Dann hob Nicky den Kopf und begegnete Enricos verschlossenem Blick. Freya sah besorgt zu, wie wachsam und abwartend der eben noch so fröhliche Kleine wurde.
So wird das nichts, dachte sie. Ihre Gefühle für Enrico waren eine Sache, aber die Beziehung zwischen Vater und Sohn durfte dadurch keinesfalls beeinflusst werden. Also schob sie Nicky von ihrem Schoß, stand auf, stellte sich schützend hinter ihn und sah Enrico an.
Dann atmete sie tief durch und sagte: „Nicky, mein Schatz, ich möchte dir …“ Zu spät! Ihr Timing hatte schon den ganzen Tag lang nicht gestimmt. Hilflos beobachtete sie, wie Vater und Sohn einander musterten. Enrico hatte wieder diesen besitzergreifenden Blick, der sie schon im Foyer gestört hatte.
Das ist mein Sohn, dachte Enrico.

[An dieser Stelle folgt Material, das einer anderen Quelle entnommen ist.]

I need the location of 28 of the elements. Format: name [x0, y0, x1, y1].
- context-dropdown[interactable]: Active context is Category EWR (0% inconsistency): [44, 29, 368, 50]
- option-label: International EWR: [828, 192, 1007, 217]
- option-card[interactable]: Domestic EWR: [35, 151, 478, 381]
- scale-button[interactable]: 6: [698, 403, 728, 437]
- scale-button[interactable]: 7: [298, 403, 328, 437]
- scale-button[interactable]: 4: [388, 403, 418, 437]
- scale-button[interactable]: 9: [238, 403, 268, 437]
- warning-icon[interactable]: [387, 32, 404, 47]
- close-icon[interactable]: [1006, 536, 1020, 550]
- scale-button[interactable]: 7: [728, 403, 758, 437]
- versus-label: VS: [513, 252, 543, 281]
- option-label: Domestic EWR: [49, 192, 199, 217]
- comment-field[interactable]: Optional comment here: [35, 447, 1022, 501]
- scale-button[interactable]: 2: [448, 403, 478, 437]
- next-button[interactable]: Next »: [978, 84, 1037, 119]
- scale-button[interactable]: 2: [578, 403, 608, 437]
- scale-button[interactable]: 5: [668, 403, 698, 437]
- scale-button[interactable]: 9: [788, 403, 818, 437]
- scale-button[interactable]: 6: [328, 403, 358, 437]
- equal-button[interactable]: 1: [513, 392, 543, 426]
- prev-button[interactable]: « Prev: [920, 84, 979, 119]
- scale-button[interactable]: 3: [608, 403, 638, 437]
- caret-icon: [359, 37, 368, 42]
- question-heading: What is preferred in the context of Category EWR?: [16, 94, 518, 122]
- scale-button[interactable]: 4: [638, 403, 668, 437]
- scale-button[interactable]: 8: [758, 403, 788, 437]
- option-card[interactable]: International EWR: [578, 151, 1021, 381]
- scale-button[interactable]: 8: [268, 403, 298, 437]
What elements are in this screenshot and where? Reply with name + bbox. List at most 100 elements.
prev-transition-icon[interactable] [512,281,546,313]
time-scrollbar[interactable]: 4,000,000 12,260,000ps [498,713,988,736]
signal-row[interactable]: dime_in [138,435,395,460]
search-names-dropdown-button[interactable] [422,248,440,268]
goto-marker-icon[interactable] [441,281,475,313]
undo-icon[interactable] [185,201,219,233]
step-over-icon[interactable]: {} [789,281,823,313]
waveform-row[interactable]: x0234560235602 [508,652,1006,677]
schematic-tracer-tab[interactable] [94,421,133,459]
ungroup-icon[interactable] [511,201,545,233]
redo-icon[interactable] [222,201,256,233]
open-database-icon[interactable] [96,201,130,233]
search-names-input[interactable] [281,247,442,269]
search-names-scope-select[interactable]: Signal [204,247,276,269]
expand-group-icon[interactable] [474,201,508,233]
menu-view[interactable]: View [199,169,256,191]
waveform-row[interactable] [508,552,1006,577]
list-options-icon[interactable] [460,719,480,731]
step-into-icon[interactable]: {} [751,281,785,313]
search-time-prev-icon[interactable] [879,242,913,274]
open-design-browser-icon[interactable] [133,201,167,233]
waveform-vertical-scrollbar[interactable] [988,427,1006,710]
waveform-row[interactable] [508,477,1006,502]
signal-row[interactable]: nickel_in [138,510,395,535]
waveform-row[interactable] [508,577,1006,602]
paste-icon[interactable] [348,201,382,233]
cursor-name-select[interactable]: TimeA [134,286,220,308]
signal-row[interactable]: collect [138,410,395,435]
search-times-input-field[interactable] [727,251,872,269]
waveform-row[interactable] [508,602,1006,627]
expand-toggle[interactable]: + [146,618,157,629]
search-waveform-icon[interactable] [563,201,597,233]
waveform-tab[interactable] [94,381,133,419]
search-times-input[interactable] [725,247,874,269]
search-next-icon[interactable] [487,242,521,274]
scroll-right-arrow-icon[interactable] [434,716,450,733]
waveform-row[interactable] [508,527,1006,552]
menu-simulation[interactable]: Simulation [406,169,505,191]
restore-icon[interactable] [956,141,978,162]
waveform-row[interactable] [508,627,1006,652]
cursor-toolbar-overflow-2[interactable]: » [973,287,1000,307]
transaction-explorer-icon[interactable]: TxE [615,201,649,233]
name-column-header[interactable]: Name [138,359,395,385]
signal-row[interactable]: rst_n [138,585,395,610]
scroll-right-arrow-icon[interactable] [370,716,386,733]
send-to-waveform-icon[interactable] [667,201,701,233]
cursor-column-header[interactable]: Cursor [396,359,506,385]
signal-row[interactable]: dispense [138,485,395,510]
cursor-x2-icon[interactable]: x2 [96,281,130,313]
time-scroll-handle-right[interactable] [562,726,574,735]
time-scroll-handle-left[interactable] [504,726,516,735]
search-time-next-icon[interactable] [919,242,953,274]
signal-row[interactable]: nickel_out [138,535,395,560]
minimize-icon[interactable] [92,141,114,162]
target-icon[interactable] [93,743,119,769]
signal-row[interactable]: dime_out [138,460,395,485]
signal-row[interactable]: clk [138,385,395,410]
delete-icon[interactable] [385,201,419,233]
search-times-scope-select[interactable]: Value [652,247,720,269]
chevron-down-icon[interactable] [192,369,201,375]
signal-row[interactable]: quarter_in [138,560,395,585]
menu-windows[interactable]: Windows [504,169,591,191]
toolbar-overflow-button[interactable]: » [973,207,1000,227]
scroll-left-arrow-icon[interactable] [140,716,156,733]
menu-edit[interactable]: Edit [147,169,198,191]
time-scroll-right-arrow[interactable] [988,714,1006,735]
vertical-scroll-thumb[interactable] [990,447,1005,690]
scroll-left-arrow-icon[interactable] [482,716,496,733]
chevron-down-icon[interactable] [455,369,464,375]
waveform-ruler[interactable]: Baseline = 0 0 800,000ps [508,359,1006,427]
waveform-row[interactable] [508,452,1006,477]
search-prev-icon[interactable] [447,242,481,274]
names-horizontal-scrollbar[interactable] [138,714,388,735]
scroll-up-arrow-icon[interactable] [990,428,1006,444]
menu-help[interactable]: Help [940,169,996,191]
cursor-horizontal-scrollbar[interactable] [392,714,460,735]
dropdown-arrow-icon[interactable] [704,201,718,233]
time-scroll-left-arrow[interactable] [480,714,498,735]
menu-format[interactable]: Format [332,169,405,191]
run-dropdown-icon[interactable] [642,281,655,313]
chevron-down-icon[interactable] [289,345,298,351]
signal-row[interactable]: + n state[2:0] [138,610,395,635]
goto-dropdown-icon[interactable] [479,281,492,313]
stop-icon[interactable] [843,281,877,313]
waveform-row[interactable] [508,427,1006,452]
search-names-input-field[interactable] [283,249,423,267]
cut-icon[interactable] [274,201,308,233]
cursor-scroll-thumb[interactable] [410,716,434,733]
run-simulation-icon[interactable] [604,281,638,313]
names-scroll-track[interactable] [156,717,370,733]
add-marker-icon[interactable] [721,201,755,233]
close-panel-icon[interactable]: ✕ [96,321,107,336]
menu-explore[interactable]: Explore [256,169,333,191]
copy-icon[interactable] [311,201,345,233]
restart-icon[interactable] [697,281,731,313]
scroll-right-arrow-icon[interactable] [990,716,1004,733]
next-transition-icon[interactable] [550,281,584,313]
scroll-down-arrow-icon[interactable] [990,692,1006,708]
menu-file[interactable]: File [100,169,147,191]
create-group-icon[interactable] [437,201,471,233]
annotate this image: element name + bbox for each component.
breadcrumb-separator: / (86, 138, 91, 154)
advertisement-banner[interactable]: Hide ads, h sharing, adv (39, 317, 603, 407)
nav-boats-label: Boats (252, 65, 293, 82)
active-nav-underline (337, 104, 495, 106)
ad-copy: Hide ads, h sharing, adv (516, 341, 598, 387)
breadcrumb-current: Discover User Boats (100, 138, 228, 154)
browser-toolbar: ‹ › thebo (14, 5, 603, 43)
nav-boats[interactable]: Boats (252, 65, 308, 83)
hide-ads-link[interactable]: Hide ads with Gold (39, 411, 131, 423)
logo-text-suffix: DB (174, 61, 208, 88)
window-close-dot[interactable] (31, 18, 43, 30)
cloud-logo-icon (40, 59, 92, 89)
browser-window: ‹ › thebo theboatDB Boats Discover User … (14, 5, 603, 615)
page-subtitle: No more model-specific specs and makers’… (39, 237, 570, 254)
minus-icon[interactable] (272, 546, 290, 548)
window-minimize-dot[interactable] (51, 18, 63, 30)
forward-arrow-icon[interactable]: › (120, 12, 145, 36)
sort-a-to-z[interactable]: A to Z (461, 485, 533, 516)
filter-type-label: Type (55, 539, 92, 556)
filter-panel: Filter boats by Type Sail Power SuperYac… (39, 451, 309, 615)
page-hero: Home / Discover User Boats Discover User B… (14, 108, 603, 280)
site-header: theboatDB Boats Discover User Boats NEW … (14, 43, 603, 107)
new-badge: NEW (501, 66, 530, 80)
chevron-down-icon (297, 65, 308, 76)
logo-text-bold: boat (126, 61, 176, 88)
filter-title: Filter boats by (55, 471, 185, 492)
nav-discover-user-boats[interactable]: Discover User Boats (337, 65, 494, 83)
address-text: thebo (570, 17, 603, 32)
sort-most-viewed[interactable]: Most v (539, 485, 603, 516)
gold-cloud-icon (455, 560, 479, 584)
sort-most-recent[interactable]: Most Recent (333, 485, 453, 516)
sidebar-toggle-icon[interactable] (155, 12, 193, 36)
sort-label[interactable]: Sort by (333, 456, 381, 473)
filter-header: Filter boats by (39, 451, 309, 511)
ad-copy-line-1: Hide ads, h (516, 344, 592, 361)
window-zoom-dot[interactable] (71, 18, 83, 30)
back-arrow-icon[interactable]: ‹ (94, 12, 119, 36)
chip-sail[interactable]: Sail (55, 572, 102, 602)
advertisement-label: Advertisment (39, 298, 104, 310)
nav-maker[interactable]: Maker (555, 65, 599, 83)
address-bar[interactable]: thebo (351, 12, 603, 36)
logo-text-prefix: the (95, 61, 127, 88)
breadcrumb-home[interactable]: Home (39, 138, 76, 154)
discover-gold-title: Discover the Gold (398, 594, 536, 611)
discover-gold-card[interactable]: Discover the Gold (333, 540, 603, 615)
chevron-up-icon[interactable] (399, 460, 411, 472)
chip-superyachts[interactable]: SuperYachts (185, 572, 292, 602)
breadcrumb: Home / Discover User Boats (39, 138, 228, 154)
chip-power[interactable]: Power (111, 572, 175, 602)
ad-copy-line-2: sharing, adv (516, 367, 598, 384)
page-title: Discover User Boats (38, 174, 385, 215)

Wie konnte ich nur so dumm sein zu glauben, er könnte Lucas Sprössling sein?
Nicky hatte seine dunklen Augen, mit denen er ihn jetzt ansah, dass es ihm fast das Herz brach. Enrico fühlte sich völlig hilflos. Er hatte keine Ahnung, was er jetzt tun sollte. Auf so ein herzzerreißendes Gefühl war er nicht vorbereitet gewesen.
Also stand er einfach nur da und ließ sich von seiner Miniaturausgabe von Kopf bis Fuß mustern. Ich wirke bestimmt Furcht einflößend, dachte Enrico und war sich bewusst, dass er eine freundliche Geste machen sollte, um die spannungsgeladene Situation zu entschärfen. Aber wie? Und dann vor all diesen Menschen …
Wahrscheinlich dachten sie, er wäre nicht besonders kinderlieb. Er brachte ja nicht einmal ein Lächeln zustande.
Als Freya Nickys Schultern umfasste, wusste Enrico, dass er den Zeitpunkt verpasst hatte. Gleich würde sie mit dem Jungen fortgehen, wenn er, Enrico, nicht bald etwas tat.
Er ging in die Hocke. Das Herz klopfte ihm zum Zerspringen. „Ciao“ , brachte er rau hervor und wunderte sich, wieso er italienisch sprach.
Es kam jedoch keine Antwort. Enrico war völlig verunsichert. Schließlich hob er eine Hand und öffnete sie.
Der Junge erblickte den roten Spielzeug-Ferrari, dann sah er Enrico in die Augen. „Ist das meiner?“, fragte er.
Enrico nickte. Wieder fiel ihm die Antwort nur auf Italienisch ein. Was war nur mit ihm los?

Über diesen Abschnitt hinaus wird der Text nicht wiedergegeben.